European settlers come to know maize

When European settlers reached the New World, they found that the native peoples were dependent on this strange-looking grain. The European settlers had brought their own grains, which included wheat, rye, oats, and barley, with them. But they soon found their grains did not grow as well in the American climate as they had at home in Europe. Nor did they grow as well as the natives’ maize plants, which the newcomers came to call “Indian corn.”

The settlers learned to cultivate Indian corn from their native neighbors, who were growing large amounts of it. The newcomers even planted it using what they called the Three Sisters method of planting. Colonial farmers soon found that Indian corn could be grown with little skill or attention and quickly became very efficient at growing it. Some farmers could produce twenty bushels of Indian corn per acre of land. A hundred bushels of this life-supporting grain was enough to feed a family of six for a year.

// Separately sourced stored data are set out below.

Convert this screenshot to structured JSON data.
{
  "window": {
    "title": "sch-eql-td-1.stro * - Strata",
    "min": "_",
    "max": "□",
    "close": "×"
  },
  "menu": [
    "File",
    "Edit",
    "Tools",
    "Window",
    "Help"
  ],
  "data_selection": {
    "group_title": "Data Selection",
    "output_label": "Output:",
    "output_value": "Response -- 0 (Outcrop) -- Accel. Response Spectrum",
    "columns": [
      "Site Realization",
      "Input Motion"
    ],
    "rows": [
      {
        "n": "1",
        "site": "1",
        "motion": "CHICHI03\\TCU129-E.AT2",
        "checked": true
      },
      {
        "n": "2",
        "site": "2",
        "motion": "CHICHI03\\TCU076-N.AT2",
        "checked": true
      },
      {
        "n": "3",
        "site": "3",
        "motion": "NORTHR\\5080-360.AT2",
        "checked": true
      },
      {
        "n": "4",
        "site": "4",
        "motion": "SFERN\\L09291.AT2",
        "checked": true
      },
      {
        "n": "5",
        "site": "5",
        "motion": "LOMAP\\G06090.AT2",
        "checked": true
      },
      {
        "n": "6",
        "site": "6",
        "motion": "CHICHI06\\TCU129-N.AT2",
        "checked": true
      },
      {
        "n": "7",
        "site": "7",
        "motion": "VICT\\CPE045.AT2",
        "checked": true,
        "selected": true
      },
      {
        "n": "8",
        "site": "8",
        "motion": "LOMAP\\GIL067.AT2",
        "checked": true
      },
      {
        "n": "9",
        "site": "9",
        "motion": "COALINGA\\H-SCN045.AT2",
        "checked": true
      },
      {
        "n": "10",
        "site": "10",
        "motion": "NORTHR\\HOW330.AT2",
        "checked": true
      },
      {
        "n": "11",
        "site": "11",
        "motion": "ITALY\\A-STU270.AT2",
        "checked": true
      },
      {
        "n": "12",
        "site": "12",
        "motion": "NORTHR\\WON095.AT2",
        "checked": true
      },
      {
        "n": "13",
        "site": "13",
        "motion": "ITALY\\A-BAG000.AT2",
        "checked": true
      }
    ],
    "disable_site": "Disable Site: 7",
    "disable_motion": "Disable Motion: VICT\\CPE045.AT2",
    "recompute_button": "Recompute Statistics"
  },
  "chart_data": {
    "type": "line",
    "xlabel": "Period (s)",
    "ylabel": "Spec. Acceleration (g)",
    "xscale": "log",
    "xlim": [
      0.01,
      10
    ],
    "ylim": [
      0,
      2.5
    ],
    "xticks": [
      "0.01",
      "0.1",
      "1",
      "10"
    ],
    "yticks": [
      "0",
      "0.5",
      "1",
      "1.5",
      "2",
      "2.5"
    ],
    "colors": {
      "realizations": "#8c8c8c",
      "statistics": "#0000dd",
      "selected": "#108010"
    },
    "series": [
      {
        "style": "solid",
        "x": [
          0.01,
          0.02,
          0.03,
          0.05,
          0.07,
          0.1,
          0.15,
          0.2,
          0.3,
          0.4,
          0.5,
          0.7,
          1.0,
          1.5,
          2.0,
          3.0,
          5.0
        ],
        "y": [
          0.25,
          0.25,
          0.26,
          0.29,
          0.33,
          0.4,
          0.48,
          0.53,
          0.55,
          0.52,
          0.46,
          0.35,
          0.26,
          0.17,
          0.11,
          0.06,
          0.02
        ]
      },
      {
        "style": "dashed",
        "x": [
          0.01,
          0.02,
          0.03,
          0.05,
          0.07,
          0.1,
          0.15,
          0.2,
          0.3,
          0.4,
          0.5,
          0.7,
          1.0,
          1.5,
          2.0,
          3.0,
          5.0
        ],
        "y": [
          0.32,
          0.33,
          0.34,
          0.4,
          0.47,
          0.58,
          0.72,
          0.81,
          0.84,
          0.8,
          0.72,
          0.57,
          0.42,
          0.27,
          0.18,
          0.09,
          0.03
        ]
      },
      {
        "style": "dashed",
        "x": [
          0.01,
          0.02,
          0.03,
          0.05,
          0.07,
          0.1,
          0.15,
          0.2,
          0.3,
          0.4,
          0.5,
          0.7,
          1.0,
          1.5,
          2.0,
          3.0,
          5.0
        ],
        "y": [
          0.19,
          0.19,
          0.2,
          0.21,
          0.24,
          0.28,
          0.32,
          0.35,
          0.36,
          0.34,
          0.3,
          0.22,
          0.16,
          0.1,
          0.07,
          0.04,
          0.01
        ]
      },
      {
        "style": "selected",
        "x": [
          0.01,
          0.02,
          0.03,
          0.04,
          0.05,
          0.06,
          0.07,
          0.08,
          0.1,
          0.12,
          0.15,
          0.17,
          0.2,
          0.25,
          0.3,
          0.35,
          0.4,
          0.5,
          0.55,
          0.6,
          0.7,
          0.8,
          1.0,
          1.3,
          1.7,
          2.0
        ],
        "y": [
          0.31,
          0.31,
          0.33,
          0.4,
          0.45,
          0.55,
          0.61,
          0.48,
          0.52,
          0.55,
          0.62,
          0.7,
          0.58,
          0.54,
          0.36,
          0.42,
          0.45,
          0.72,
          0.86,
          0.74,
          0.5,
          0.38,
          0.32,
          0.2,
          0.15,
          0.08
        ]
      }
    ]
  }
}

Like the natives, colonial farmers also found that different parts of the plant had a number of useful by-products and purposes. They used its stalk and leaves for livestock feed. They used cobs to start fires and to fuel slow-burning fires. They used husks to make brooms and chair bottoms as well as to pad mattresses and collars for draft animals.

Over the years, maize, Indian corn, or just plain “corn,” whatever you may call it, has remained as important, versatile, and useful as it was to the natives and the first Europeans.